Zoe’s Ark claimed the children were orphans from wartorn Darfur but in reality most of the children were not orphans and came from Chad.
Sentenced to eight years’ hard labour by a court in Chad’s capital of N’Djamena, the charity workers were later freed on a presidential pardon in 2008.” [You have to love the PAP to child ratio too. Triple the PAPs = triple the ]
Zoe’s Ark African Adoption Scandal: Eric Breteau and Emilie Lelouch Jailed
[International Business Times 2/12/13 by Umberto Bacchi]
Commentary-“Do-It-Yourself Humanitarianism”
“Zoe’s Ark is not the first supposedly well-intentioned aid project to get it wrong.
Kony 2012 – a campaign to raise awareness about Uganda’s Lord Resistance Army commander Josephy Kony, caused a massive stir online last year. Tens of millions watched the video but it did not take long to draw criticism, including from many Ugandans. It was accused of being innacurate and too simplistic and worst of all for its producers; self-serving.
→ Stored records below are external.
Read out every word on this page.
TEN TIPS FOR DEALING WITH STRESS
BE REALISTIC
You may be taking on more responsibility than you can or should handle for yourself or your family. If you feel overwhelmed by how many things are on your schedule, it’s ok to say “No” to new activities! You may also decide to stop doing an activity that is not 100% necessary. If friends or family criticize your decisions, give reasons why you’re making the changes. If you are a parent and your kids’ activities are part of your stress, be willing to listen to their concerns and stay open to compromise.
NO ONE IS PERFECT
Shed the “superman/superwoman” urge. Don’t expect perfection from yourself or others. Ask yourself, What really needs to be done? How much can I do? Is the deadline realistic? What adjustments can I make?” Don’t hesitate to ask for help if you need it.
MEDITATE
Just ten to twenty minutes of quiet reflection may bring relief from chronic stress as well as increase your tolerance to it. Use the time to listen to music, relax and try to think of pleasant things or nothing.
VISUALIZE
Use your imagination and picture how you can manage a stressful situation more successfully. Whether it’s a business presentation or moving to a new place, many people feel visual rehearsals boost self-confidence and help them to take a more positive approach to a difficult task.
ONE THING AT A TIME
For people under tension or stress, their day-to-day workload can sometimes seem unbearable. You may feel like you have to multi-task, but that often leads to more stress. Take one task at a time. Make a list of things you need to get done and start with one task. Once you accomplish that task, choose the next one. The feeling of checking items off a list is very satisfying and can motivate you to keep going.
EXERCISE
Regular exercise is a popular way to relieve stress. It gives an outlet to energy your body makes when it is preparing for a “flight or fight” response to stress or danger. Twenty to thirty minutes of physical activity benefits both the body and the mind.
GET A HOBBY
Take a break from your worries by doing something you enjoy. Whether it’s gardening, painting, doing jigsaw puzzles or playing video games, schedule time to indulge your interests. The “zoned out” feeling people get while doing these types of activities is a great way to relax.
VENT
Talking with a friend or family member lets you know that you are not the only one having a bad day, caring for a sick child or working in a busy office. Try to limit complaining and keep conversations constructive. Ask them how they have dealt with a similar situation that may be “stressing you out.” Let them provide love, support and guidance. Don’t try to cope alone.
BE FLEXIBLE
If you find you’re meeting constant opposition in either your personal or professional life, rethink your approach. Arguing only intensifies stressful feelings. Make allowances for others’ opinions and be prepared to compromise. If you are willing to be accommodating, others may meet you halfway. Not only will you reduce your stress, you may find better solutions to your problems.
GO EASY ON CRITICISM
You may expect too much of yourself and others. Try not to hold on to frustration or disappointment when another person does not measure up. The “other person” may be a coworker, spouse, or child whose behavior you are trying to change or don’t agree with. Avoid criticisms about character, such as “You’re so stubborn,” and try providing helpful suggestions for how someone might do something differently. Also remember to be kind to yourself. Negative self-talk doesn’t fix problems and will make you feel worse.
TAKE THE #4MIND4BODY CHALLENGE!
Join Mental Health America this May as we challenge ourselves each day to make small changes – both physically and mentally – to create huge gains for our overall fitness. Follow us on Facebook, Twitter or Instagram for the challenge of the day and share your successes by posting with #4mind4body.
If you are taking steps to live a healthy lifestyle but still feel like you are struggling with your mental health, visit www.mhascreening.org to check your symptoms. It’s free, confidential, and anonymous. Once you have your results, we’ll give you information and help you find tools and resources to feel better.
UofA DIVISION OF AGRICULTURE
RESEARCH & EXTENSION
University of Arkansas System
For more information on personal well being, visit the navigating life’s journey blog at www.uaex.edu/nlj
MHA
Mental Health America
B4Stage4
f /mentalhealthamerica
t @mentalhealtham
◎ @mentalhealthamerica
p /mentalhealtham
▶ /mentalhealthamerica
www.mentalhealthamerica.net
Another example was the One Million Shirts for Africa project, a scheme that wanted to donate second-hand clothes. But a shortage of t-shirts is not a problem in Africa, especially in a continent where they are made cheaply for export.
There was also the shoe brand TOMS, who have donated more than a million pairs of shoes to developing countries. Critics say they send shoes where people may already be employed to make them, and their campaign does not combat the root cause of ‘shoelessness’, which is poverty.
So, how dangerous is this so-called do-it-yourself humanitarianism? Was the Zoe’s Ark campaign to evacuate children from Darfur a case of humanitarian goodwill gone wrong, or a more sinister cover for child trafficking?
“The greed is not proved. These people didn’t have a criminal record before, but one of the things they felt themselves as gods they are going to help … so it’s really more megalomania. So how do you sentence megalomania? … No children have been harmed, nobody has been deprived from his parents. The crime, maybe there was an intention, but the crime was not actually committed. [Well 103 children were separated from their parents and 358 PAPs were defrauded so I have to beg to differ on that…]
“Some kind of regulation should be taken so that there is a kind of minimum check of who wants to raise generosity money in the public.”
– Renaud Girard, the chief foreign correspondent for Le Figaro”
Zoe’s Ark: Charity or child trafficking?